While an agent and player can’t decide exactly which team takes them at the end of the day, they can heavily influence the confidence level of teams they’d prefer to go to, or not. In normal years, agents are very strategic in which teams they allow their players to work out for, wanting to influence the client’s draft range by working out only at places where they want the player to be drafted.

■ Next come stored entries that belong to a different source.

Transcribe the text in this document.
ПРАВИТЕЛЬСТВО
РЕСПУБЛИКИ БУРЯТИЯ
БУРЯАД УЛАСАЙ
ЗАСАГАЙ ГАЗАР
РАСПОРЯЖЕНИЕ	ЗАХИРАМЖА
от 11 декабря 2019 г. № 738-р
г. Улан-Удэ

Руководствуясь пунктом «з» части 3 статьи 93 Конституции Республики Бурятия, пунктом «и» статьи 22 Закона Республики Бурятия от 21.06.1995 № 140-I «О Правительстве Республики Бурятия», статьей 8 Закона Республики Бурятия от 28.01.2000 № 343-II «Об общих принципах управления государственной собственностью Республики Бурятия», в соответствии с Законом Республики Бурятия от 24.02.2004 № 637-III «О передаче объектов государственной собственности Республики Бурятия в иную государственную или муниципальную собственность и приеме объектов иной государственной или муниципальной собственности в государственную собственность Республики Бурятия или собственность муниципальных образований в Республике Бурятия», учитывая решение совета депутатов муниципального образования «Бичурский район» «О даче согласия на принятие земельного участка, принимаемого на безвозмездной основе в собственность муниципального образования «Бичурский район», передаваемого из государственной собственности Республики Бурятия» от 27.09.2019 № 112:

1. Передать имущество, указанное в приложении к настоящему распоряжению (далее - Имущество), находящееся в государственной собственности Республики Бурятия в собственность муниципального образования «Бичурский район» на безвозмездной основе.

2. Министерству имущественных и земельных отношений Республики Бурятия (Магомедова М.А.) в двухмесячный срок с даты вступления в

Now that it is likely that facility visits and the NBA Draft Combine will not take place, teams will not be able to get their own medical information on players, and will almost fully rely on private medical information obtained by the agent or the player’s school, which is not ideal, if even possible.
“In typical years, most prospects will participate in the NBA Draft Combine or visit NBA teams where they are put through comprehensive physical evaluations. However, each year there are usually a few agents that try to manipulate the draft and pinpoint which picks their clients will be selected. In these scenarios, the agent would only allow for preferred teams to have access to their client’s medical information by sharing reports from a physical evaluation they have arranged on their own or limiting the player’s visits to teams where they can be evaluated by that team’s medical staff,” added Babcock.
So armed with their own MRI’s, screenings, and other medical information, an agent can now decide which teams get access to that information. The agent would hold a lot more leverage and power than normal. For example, the player might have grown up in Florida and want to play close to home. The agent can decide only to send medical information to Miami, Orlando, Atlanta, and Charlotte, with the hope that other teams will be scared off from selecting the player. As mentioned earlier, the agent can’t force any other team to pass on their player, but taking into account the confidence factor medical information plays and the lack of ability to invite a player into team facilities, you can see where the influence lies. The agent holds many more of the cards.
For many NBA teams, something that is not often known to the common fan is that the medical groups may have the final say when it comes to whether the front office is even allowed to draft a player. Each team has its own evaluation of the medical information they are given, so the benchmarks and risk tolerance can vary, but a group of team doctors can red-flag a player to the point where they are removed from the team’s draft board. Agents know this is often the case and can leverage the power of the medical information to get players removed off of certain teams’ boards. In some cases, this will cause players to slide from their projected draft ranges. A recent example of this involves Michael Porter Jr., who was regarded as a top-3 talent, but with so many questions about the health of his back, many teams had to wipe him from their board, and he was ultimately drafted 14th by the Denver Nuggets.
“If there aren’t team visits and the NBA Draft Combine is canceled, agents’ ability to manipulate the draft will increase dramatically and I think many will take advantage of their newfound power,” said Babcock.
How teams and agents navigate the uncharted waters of this year’s pre-draft process could ultimately change the landing spots of many of 2020’s draft prospects. We could see reports of withheld medical information run rampant if the draft is not delayed to a period where the pre-draft process can proceed as close to normal as possible after the coronavirus curve is officially flattened. Otherwise, many teams could have to make draft selections with incomplete information, heavily increasing the risk of each pick. Not only could players’ lives be altered, but NBA team staff as well. With more risk on each pick comes more risk of general managers and coaches being fired. Will agents leverage the power of the medical information to empower themselves during the NBA pre-draft process? I think so!